Tecton is a startup that provides an enterprise-grade feature store for machine learning applications. When the product first launched, the team relied on an out-of-the-box open-source Prometheus setup to monitor the fleet of Tecton instances, some of which are deployed directly in the customer account.
This approach worked at first, when Tecton had relatively few customers, meaning the number of Tecton instances was small. But as the company grew, the monitoring system started breaking down. “We’re not in the business of building monitoring stacks,” explained Ravi Trivedi, software engineer at Tecton. “We have the engineering know-how to do it, but we don’t want to be wasting our time with monitoring.” But even at a relatively small, startup scale the monitoring system was a source of frustration.
Each instance was completely siloed. With the Prometheus setup, it was impossible to get a global view of the entire fleet of Tecton instances. This was the underlying cause of a number of frustrations. First of all, during incidents the on-call engineer would have to toggle between isolated Prometheus deployments, increasing the amount of time it took them to uncover the metrics needed to address the issue. In addition, any change to Prometheus had to be made to each deployment. When the Tecton team wanted to silence a noisy alert, they would have to go through every Prometheus instance and manually make the change.
There was no long-term storage. Monitoring data was stored on persistent volumes, which generally stored data for about a week. Metrics would constantly be dropping out of memory, and if a customer brought up a minor incident that happened 8 days prior, there was little Tecton could do to investigate it. Just as importantly, the persistent volumes weren’t reliable, and Trivedi would often have to restart the volume, wiping away any historical monitoring data.
The system kept breaking. Among the biggest problems with the open source Prometheus setup was that it was buggy. When it inevitably broke, Trivedi had to drop everything and focus on fixing the problem. “It’s not acceptable to have your monitoring broken,” he said. “If something happens, it preempts everything else. I could easily burn the better part of a day figuring out monitoring.”
These frustrations with the monitoring system were a slow burn, but when the team started building a custom way to get multi-region support for Prometheus, they knew that their approach had to change. “We said, this is not the right way to do it,” Trivedi said. “We’re basically building what we know is technical debt.” Not only was the team investing significant engineering time building custom features to make Prometheus meet everyone’s needs, they were also spending a non-trivial amount of time firefighting monitoring issues. “I actually worked on Google’s monitoring stack,” Trivedi said. “I knew that we don’t have the human resources at Tecton to build a good monitoring stack.”
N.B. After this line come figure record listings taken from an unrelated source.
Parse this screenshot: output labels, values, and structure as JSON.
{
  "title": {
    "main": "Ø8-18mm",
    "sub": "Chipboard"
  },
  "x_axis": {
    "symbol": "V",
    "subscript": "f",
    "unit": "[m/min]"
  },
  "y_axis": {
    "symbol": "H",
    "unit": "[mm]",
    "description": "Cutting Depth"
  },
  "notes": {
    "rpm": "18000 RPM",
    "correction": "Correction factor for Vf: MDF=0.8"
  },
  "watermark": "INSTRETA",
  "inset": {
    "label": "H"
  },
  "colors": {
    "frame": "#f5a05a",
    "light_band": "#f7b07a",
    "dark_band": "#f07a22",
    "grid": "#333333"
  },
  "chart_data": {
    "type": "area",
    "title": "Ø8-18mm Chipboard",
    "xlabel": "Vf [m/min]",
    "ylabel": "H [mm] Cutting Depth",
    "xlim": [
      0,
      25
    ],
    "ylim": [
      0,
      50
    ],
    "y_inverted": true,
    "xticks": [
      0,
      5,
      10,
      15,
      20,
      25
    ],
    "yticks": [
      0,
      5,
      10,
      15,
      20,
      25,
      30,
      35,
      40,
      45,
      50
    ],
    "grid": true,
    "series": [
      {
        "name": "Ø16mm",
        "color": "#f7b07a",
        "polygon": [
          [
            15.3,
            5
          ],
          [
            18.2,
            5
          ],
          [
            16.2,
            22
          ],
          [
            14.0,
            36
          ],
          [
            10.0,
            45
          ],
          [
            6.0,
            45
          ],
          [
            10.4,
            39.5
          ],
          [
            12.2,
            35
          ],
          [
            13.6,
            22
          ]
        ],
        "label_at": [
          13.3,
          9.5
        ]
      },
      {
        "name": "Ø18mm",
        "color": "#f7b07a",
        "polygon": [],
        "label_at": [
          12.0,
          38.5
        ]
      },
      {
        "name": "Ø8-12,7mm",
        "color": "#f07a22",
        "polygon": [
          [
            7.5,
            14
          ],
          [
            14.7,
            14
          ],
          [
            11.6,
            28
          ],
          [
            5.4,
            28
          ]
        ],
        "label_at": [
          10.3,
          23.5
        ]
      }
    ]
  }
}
Looking for an alternative
The Tecton team had three criteria for a new monitoring solution. They were:
- A global view across regions and customers
- Control over data retention and the ability to keep historical data
- High availability
Tecton did proof of concepts with a couple monitoring companies, and chose Chronosphere for two reasons. First of all, the Chronosphere team had a clear commitment to support. “Any of the alternatives we evaluated, I just didn’t have the confidence that we would have the support needed,” Trivedi said. Second, though, was price: Chronosphere was significantly more cost effective than the alternatives.
The biggest benefit of moving to Chronosphere is having an out-of-the-box monitoring solution that doesn’t break all the time and has a full feature set that doesn’t need custom engineering work. “We basically don’t think about monitoring anymore as we spin Tecton deployments up and down,” Trivedi said. The days of spending hours urgently debugging the monitoring system are gone, leaving Trivedi and the rest of the team with more time to focus on Tecton’s core product.
Less burdensome on-call rotations. Using Chronosphere has made on-call rotations less of a burden in a couple ways. First of all, there is a single point of entry into the monitoring system, which reduces the amount of time it takes to get visibility during an incident and figure out what is happening. Second, the ability to apply silences across the entire fleet of instances has made it easier to tune the alerting system and reduce the amount of noisy alerts, generally reducing alert fatigue.
Useful data retention. Now that Tecton has more control over data retention — as well as the ability to mix data from multiple places — Tecton has been able to create custom internal dashboards that pull data from the Chronosphere API and track business intelligence metrics. That wouldn’t be possible to do with Prometheus.
“It’s way better than it was before,” Trivedi said. Engineers are happier, better equipped to handle their on-call rotations and don’t have to waste time building custom monitoring features just to get the visibility they need.